Dans mon roman En souvenir d’André (POL, 2011, Folio 2012), je raconte l’histoire imaginaire d’Emmanuel Zacks, spécialiste de la douleur, puis des soins palliatifs, qui en vient à aider des patients – tous d’anciens soignants – désireux de mourir. Il s’agit d’un roman, et j’avais bien conscience en l’écrivant d’aborder un sujet éminemment transgressif, mais comme toujours, la réalité m’a rattrapé. Quelques mois après sa publication, un éditeur me demandait de préfacer La mort choisie, livre que François Damas, médecin en Belgique, a consacré à dix années de pratique légale de l’aide médicale à mourir dans son pays.

Quand on lit ce petit ouvrage modeste, précis, limpide, plein d’humanité et de bon sens, on se rend compte à quel point le corps médical français dans ses instances les plus tonitruantes (de l’Ordre national aux mandarins médiatiques) tient un discours intolérant et hypocrite en invoquant « la protection des malades », « le serment d’Hippocrate » et « le risque de pente glissante ».

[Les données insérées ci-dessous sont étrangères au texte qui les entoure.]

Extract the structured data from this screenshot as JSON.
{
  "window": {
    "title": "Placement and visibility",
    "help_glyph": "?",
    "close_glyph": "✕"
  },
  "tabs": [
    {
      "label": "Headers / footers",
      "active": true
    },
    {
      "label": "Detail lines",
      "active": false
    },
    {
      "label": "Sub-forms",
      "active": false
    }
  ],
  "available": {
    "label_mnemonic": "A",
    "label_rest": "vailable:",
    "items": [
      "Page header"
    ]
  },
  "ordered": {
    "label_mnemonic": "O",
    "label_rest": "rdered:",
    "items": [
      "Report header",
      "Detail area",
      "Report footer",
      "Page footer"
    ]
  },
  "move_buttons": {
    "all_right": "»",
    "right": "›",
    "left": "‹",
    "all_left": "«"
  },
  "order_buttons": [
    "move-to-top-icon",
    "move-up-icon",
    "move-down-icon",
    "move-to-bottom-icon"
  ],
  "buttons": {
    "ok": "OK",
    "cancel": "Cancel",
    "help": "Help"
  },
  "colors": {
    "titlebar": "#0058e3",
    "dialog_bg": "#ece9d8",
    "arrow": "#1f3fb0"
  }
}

En 2014, alors que le parlement du Québec vient de voter une loi favorable à l’assistance médicale à mourir dans le cadre des soins palliatifs, et qu’euthanasie et/ou suicide assisté sont légaux dans plusieurs états d’Europe (Pays-Bas, Belgique, Suisse) et d’Amérique (OregonVermontWashingtonNew MexicoMontana), les attentes des citoyens français en matière de législation de la fin de vie continuent à faire l’objet d’un rejet violent de la part d’une grande partie du corps médical.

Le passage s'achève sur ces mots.